Fact 2: If $f: (a, b) \to \Bbb R$ is uniformly continuous, and the sequences $\{x_n\}$ and $\{x'_n\}$ are both in $(a, b)$ with $x_n \to b$ and $x'_n \to b$, and $f(x_n) \to y$ and $f(x'_n) \to y'$, then $y = y'$.
Problem: Using these facts and the completeness of $\Bbb R$, prove that if $f$ is uniformly continuous on $(a, b)$, then there exists $y_a, y_b \in \Bbb R$ so that if $g: [a, b] \to \Bbb R$ and $g(x) = \left\{ \begin{array}{lr} f(x) & a<x<b\\ y_a & x =a \\ y_b & x =b \end{array} \right.$
then $g(x)$ is continuous.
If $f$ is uniformly continuous, then by definition of convergent sequence and uniform continuity, we should have that $d(x_n, a) < \delta \implies d(f(x_n), f(a)$ but since $a \not\in (a,b)$, we should add $a$ so that we have $[a, b)$ since $\Bbb R$ is complete, every Cauchy sequence converges so we'll call $f(a) = y_a$. We can do the similar thing with $b$. So this will be our new function $g(x)$ and I think it is uniformly continuous (although the question only asks for regular continuity). But I think the problem is asking to prove that we can in fact add $a$ and $b$ and make it continuous, not just choose it. So I'm not sure about this part.
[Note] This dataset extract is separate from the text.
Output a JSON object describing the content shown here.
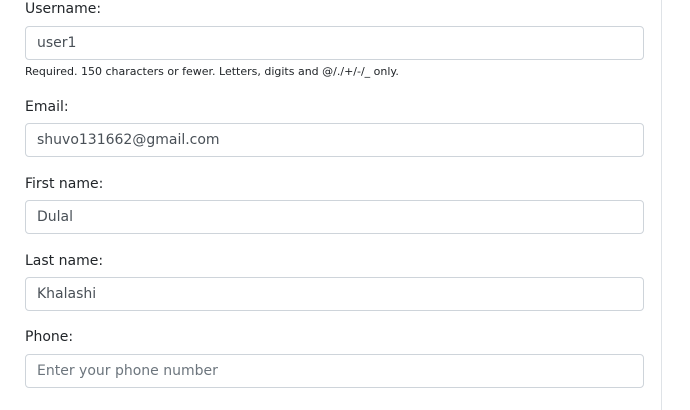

Let $x_n = a+\frac{1}{n}$. Then $f$ is uniformly continuous and $x_n$ is Cauchy, so by Fact 1 we know that $f(x_n)$ is Cauchy. By completeness of $\mathbb{R}$, there exists some $y_a \in \mathbb{R}$ such that $f(x_n) \to y_a$.
Similarly, let $y_b = \lim_{n \to \infty} f(b-\frac{1}{n})$.
Define $g$ as given in the problem, by setting it equal to $y_a$ at $a$ and $y_b$ at $b$, and $f$ in between.
To show that $g$ is continuous, let $y_n \to y \in [a,b]$. If $y \in (a,b)$, we know that eventually $y_n \in (a,b)$ so that eventually $g(y_n)=f(y_n)\to f(y) = g(y)$. If $y_n \to a$, then using Fact 2, we know that $\lim_n g(y_n) = \lim_n g(a+\frac{1}{n}) = y_a = g(a)$. Similarly if $y=b$, then $\lim_n g(y_n) = y_b=g(b)$.
Thus $g(y_n) \to g(y)$ whenever $y_n \to y$, so $g$ is continuous.